Amazon hat sich ein neues Design gegönnt. Nicht umfassend und vollständig, aber zumindest für die Detailseiten seiner Kindle E-Books. Wie lesen.net vermerkt, hat das Unternehmen für die Neuerungen nicht die Werbemaschinerie angeworfen und das Redesign an die große Glocke gehängt. Ganz im Gegenteil: Die Umstellung kam heimlich, still und leise und hat jedoch einige fragwürdige Aspekte im Gepäck.

Amazon wirbt mit irreführenden Unlimited-Preisen

Um die Änderungen deutlich zu machen, haben wir hier zwei Screenshots der gleichen Buch-Detailseite vor und nach der Änderung zum Vergleich. Zuerst die alte Version:

 

Screenshot Amazon Kindle E-Book Detailseite alt
Screenshot Amazon Kindle E-Book Detailseite alt © Amazon

 

 Und hier das neue Design, das schon auf den ersten Blick zahlreiche Änderungen verzeichnet:

 

Screenshot Amazon Kindle E-Book Detailseite neu
Screenshot Amazon Kindle E-Book Detailseite neu © Amazon

 

Für gewöhnlich liegt das Hauptaugenmerk der Kunden zuerst auf dem Cover sowie auf den Informationen neben dem Cover – also unter anderem auf dem Preis. Früher wurde der Kindle-Preis in großen roten und auffälligen Zahlen neben dem Cover eindeutig in den Blick gerückt. Unterstrichen wurde er zusätzlich durch das blau-gelbe Prime-Zeichen. Nach der Design-Änderung ist der Preis viel weniger deutlich: Die Preise der verschiedenen Formate stehen in benachbarten Kästen, während der Fokus auf dem rot umrandeten „0,00 Euro Kindle Unlimited“-Preis liegt.

Auf den ersten Blick könnten Kunden also davon ausgehen, dass das E-Book gratis erhältlich ist. Doch weit gefehlt. Unter dem entsprechenden Kasten ist in kleiner, eher unauffälliger Schriftgröße zu lesen: „Abonnenten lesen gratis“ und darunter „EUR 4,99 kaufen“. Der tatsächliche Preis liegt also bei knapp fünf Euro.

Diese Strategie ist bestenfalls als irritierend zu bezeichnen. Lesen.net verweist darauf, dass mit einer solchen Darstellung offensichtlich „eine effiziente Abonnenten-Gewinnung für Kindle Unlimited“ angepeilt wird. Rechtlich gesehen ist die Fokussierung auf den Unlimited-Preis jedenfalls bedenklich und in jedem Fall kritikwürdig.

Weitere Änderungen: Inhaltsbeschreibung und weg vom App-Fokus

Wie sich im Vergleich sehen lässt, wurde früher die „Kostenlose Kindle-Leseanwendung“ – also kurz formuliert die Kindle-App – in einem eigenen Kasten stärker fokussiert.

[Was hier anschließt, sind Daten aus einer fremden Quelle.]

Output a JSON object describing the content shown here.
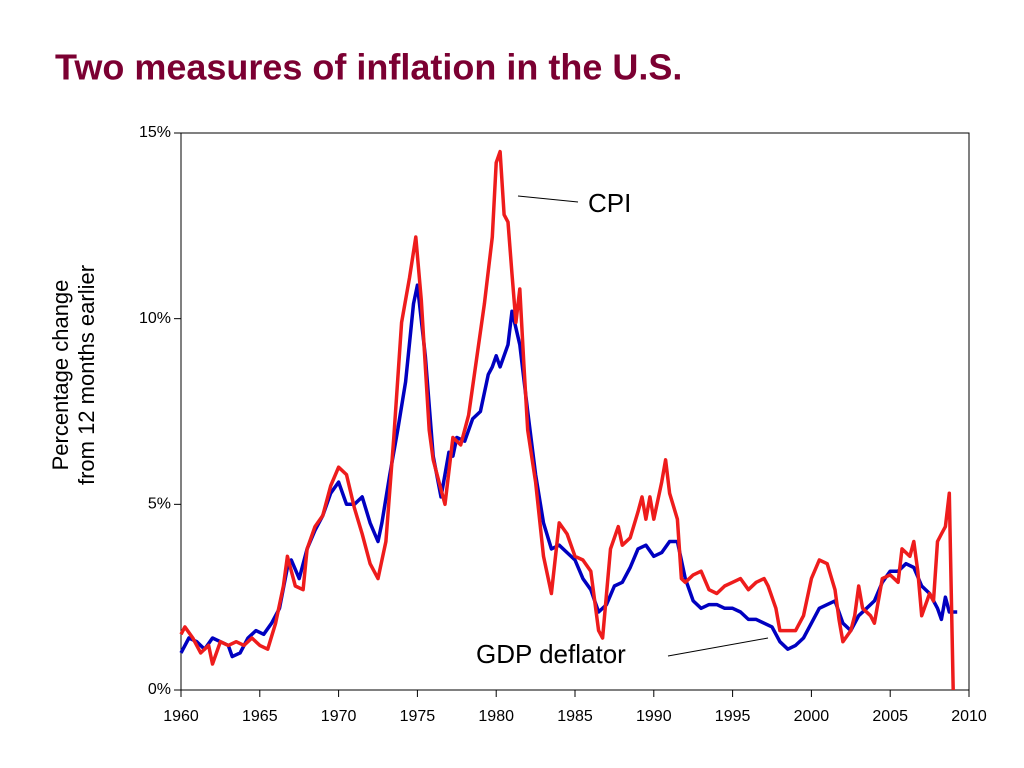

Aktuell findet sich ein deutlich dezenterer und optisch attraktiverer Verweis unter dem Cover-Bild. Darüber hinaus wird künftig auch der Inhalt des jeweiligen Lesestoffs stärker in den Blickpunkt gesetzt. Die inhaltliche Beschreibung der Bücher wird angerissen und kann dann mit einem Klick auf „Mehr lesen“ ausgeklappt werden.

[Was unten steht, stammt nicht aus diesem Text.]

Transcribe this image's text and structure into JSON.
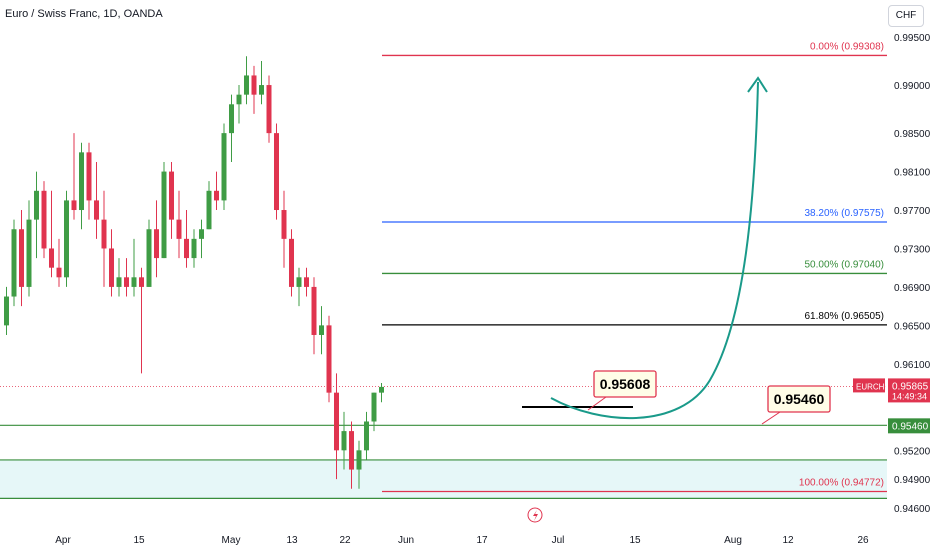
{
  "header": {
    "title": "Euro / Swiss Franc, 1D, OANDA",
    "currency": "CHF"
  },
  "chart_data": {
    "type": "candlestick",
    "symbol": "EURCHF",
    "y_ticks": [
      "0.99500",
      "0.99000",
      "0.98500",
      "0.98100",
      "0.97700",
      "0.97300",
      "0.96900",
      "0.96500",
      "0.96100",
      "0.95200",
      "0.94900",
      "0.94600"
    ],
    "x_ticks": [
      "Apr",
      "15",
      "May",
      "13",
      "22",
      "Jun",
      "17",
      "Jul",
      "15",
      "Aug",
      "12",
      "26"
    ],
    "price_label": {
      "symbol": "EURCHF",
      "price": "0.95865",
      "countdown": "14:49:34"
    },
    "level_tag": "0.95460",
    "callouts": [
      "0.95608",
      "0.95460"
    ],
    "fib_levels": [
      {
        "label": "0.00% (0.99308)",
        "price": 0.99308,
        "color": "#e0344f"
      },
      {
        "label": "38.20% (0.97575)",
        "price": 0.97575,
        "color": "#2962ff"
      },
      {
        "label": "50.00% (0.97040)",
        "price": 0.9704,
        "color": "#388e3c"
      },
      {
        "label": "61.80% (0.96505)",
        "price": 0.96505,
        "color": "#000000"
      },
      {
        "label": "100.00% (0.94772)",
        "price": 0.94772,
        "color": "#e0344f"
      }
    ],
    "support_zone": [
      0.947,
      0.951
    ],
    "support_line": 0.9546,
    "candles": [
      [
        0.965,
        0.969,
        0.964,
        0.968
      ],
      [
        0.968,
        0.976,
        0.967,
        0.975
      ],
      [
        0.975,
        0.977,
        0.967,
        0.969
      ],
      [
        0.969,
        0.978,
        0.968,
        0.976
      ],
      [
        0.976,
        0.981,
        0.972,
        0.979
      ],
      [
        0.979,
        0.98,
        0.972,
        0.973
      ],
      [
        0.973,
        0.979,
        0.97,
        0.971
      ],
      [
        0.971,
        0.974,
        0.969,
        0.97
      ],
      [
        0.97,
        0.979,
        0.969,
        0.978
      ],
      [
        0.978,
        0.985,
        0.976,
        0.977
      ],
      [
        0.977,
        0.984,
        0.975,
        0.983
      ],
      [
        0.983,
        0.984,
        0.976,
        0.978
      ],
      [
        0.978,
        0.982,
        0.974,
        0.976
      ],
      [
        0.976,
        0.979,
        0.969,
        0.973
      ],
      [
        0.973,
        0.975,
        0.968,
        0.969
      ],
      [
        0.969,
        0.972,
        0.968,
        0.97
      ],
      [
        0.97,
        0.972,
        0.968,
        0.969
      ],
      [
        0.969,
        0.974,
        0.968,
        0.97
      ],
      [
        0.97,
        0.971,
        0.96,
        0.969
      ],
      [
        0.969,
        0.976,
        0.969,
        0.975
      ],
      [
        0.975,
        0.978,
        0.97,
        0.972
      ],
      [
        0.972,
        0.982,
        0.972,
        0.981
      ],
      [
        0.981,
        0.982,
        0.974,
        0.976
      ],
      [
        0.976,
        0.979,
        0.972,
        0.974
      ],
      [
        0.974,
        0.977,
        0.971,
        0.972
      ],
      [
        0.972,
        0.975,
        0.971,
        0.974
      ],
      [
        0.974,
        0.976,
        0.972,
        0.975
      ],
      [
        0.975,
        0.98,
        0.975,
        0.979
      ],
      [
        0.979,
        0.981,
        0.977,
        0.978
      ],
      [
        0.978,
        0.986,
        0.977,
        0.985
      ],
      [
        0.985,
        0.989,
        0.982,
        0.988
      ],
      [
        0.988,
        0.99,
        0.986,
        0.989
      ],
      [
        0.989,
        0.993,
        0.988,
        0.991
      ],
      [
        0.991,
        0.992,
        0.987,
        0.989
      ],
      [
        0.989,
        0.9925,
        0.988,
        0.99
      ],
      [
        0.99,
        0.991,
        0.984,
        0.985
      ],
      [
        0.985,
        0.986,
        0.976,
        0.977
      ],
      [
        0.977,
        0.979,
        0.971,
        0.974
      ],
      [
        0.974,
        0.975,
        0.968,
        0.969
      ],
      [
        0.969,
        0.971,
        0.967,
        0.97
      ],
      [
        0.97,
        0.971,
        0.968,
        0.969
      ],
      [
        0.969,
        0.97,
        0.962,
        0.964
      ],
      [
        0.964,
        0.967,
        0.962,
        0.965
      ],
      [
        0.965,
        0.966,
        0.957,
        0.958
      ],
      [
        0.958,
        0.96,
        0.949,
        0.952
      ],
      [
        0.952,
        0.956,
        0.95,
        0.954
      ],
      [
        0.954,
        0.955,
        0.948,
        0.95
      ],
      [
        0.95,
        0.953,
        0.948,
        0.952
      ],
      [
        0.952,
        0.956,
        0.951,
        0.955
      ],
      [
        0.955,
        0.958,
        0.954,
        0.958
      ],
      [
        0.958,
        0.959,
        0.957,
        0.9586
      ]
    ]
  }
}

Auch der recht unnötige Hinweis auf die “kostenlose drahtlose Lieferung über Amazon Whispernet” ist verschwunden und schafft ein wenig mehr Freiraum.

Alles in allem lässt sich sagen, dass das neue Design zwar ein bisschen entspannender für die Augen ist und aufgeräumter wirkt als vorher, doch Kunden und Online-Händler dürften dennoch ihren Missmut äußern. Denn wieder zeigt Amazon, dass das eigene Service-Angebot kompromisslos ins Zentrum gerückt wird. Selbst wenn dabei rechtliche Zweifel bleiben.